This book has the premise that job interviews for computer programmers often include a number of questions designed to test the applicant's abilities in creating algorithms, writing code and solving problems. To this end, the bulk of its 254 pages are filled with coding problems and lateral thinking puzzles of the type that aspirants might be confronted with during an interview.
At either end are two short chapters dealing with employment-specific topics such as how to talk to recruiters and prepare a resume, and what to wear to an interview. People who spend a lot of time programming computers may have difficulty in understanding the attitudes and expectations of managers and human resources departments, so it's useful to do a "business reality check" before dealing with them.

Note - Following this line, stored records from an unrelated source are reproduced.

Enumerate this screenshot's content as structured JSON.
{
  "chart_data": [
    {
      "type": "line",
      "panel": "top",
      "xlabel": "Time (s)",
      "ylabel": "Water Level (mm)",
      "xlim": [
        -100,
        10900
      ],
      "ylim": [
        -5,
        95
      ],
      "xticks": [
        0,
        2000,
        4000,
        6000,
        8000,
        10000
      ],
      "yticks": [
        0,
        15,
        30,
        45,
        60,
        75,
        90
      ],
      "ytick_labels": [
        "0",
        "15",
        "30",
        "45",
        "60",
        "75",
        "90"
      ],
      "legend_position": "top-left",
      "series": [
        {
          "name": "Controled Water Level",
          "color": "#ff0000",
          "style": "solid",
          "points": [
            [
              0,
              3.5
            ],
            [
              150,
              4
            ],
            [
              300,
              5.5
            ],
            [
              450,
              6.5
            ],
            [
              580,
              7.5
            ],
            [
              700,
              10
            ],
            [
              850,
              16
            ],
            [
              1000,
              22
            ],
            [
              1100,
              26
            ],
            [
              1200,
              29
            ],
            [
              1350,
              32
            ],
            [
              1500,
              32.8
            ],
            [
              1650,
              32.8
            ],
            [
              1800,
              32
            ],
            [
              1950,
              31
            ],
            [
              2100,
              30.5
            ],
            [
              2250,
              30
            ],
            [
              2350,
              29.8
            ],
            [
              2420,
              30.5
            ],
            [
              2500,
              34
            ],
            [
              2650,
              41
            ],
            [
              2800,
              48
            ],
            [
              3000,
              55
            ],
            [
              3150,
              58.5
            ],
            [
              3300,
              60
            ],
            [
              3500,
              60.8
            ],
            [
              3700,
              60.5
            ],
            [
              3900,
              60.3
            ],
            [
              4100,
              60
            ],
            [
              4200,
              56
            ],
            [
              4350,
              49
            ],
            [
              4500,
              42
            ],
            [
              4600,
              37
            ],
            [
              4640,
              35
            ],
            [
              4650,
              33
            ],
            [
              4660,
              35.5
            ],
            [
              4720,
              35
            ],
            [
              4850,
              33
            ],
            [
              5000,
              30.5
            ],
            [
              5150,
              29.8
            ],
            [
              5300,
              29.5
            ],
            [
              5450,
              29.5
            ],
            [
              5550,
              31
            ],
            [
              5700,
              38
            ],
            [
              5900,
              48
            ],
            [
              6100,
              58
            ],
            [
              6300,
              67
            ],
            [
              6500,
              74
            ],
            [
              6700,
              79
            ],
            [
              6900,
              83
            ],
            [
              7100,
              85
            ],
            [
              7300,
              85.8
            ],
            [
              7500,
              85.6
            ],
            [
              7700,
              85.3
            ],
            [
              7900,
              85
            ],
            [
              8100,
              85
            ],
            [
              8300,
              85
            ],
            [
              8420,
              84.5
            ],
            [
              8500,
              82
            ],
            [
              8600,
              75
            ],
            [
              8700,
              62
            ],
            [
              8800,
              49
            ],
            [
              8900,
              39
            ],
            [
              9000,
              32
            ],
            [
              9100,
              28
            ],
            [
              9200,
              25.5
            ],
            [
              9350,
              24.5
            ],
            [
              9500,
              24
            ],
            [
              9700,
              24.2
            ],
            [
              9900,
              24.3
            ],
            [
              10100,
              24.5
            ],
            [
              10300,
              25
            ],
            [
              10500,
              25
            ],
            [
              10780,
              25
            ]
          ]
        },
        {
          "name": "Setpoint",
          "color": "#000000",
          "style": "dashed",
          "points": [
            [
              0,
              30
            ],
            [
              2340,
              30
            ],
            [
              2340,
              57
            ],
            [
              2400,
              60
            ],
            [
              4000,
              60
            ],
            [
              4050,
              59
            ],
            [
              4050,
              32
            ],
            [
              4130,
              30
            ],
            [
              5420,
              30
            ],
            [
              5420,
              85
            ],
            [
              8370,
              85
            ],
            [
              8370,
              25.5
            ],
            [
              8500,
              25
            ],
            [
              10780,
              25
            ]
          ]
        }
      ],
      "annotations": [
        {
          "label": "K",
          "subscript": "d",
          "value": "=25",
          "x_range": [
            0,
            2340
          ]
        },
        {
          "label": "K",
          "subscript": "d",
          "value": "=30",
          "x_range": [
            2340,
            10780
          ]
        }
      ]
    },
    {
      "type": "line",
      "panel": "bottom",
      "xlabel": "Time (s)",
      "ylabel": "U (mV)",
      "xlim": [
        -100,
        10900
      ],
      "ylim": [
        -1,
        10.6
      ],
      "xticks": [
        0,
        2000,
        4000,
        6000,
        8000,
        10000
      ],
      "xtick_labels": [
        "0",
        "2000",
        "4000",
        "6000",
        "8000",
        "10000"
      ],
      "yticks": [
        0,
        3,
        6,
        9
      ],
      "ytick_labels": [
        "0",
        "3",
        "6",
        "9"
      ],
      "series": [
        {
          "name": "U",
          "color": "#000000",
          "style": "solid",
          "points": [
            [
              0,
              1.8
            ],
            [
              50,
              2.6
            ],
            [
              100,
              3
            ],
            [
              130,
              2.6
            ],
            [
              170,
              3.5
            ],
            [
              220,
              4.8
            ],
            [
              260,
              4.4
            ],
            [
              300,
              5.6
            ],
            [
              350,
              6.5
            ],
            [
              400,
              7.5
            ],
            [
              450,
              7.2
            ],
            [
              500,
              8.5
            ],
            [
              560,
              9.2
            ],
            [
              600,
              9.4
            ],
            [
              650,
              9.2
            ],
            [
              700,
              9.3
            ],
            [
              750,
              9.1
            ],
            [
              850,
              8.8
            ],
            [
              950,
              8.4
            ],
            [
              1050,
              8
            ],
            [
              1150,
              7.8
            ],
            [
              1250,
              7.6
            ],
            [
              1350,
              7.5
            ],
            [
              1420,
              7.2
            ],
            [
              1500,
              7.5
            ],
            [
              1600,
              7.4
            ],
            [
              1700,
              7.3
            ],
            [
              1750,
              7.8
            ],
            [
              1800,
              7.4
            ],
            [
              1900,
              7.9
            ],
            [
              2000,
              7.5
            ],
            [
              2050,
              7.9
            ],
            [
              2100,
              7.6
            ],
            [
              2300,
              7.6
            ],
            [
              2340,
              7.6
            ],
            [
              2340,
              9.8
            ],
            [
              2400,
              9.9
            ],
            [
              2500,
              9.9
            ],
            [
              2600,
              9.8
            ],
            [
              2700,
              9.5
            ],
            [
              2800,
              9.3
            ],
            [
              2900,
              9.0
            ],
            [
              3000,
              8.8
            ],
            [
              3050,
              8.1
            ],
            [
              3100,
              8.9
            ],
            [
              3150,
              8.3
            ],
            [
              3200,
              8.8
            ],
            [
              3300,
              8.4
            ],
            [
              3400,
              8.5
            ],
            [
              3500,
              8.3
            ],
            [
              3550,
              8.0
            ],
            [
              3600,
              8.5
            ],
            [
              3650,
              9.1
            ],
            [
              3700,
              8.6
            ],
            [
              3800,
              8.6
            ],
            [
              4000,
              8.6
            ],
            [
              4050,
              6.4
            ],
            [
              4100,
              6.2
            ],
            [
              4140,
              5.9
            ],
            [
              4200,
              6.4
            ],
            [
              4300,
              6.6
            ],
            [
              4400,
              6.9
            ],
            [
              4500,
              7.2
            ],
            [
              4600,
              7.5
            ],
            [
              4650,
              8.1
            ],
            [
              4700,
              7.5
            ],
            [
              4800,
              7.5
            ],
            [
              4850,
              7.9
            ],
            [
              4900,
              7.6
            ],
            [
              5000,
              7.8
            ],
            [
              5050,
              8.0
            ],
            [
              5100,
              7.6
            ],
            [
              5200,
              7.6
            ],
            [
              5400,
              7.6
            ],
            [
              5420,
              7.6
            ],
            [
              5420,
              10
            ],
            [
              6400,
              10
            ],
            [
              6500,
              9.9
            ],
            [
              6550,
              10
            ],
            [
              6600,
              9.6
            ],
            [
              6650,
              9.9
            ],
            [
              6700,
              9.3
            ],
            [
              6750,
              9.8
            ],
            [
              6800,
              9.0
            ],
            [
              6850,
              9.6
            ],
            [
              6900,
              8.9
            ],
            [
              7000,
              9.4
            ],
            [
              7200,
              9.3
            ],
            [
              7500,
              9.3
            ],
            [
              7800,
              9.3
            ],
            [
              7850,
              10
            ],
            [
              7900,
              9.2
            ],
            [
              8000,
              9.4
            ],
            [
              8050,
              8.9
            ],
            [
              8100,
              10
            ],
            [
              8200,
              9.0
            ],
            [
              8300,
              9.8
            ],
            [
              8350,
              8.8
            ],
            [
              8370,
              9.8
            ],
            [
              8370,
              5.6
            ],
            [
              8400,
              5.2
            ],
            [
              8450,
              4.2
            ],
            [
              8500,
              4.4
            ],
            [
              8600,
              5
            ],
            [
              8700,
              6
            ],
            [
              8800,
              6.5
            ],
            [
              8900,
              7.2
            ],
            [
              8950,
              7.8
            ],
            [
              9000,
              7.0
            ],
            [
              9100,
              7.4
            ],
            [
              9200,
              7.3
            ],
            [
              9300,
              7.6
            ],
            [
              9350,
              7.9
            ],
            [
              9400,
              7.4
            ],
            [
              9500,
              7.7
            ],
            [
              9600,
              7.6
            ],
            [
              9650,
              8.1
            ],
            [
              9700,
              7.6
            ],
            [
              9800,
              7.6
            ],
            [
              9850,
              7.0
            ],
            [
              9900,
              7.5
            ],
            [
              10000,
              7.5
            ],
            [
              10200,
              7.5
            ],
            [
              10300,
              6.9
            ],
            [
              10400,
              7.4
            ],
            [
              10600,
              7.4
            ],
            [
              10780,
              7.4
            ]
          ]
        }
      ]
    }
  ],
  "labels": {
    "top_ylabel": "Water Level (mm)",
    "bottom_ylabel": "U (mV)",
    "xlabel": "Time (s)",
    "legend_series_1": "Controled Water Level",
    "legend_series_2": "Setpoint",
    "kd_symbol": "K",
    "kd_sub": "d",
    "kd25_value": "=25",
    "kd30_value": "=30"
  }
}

However, the puzzles that form most of the book may not necessarily represent the obstacles that will be encountered by an aspiring programmer in the real world. Recruiters tend to be of two types: those who know about the computer industry and those who don't. The former are more likely to ask about the applicant's practical experience, and perhaps offer a trial period of employment during which skills are assessed; the latter will probably concentrate more on resumes, qualifications and employment record. Recruiters who make decisions primarily on the basis of problem solving during the interview are not all that common.
Having said that, though, the puzzles themselves are entertaining and could well improve your problem-solving abilities. I'd read this book out of interest, but I wouldn't expect it to get me a job.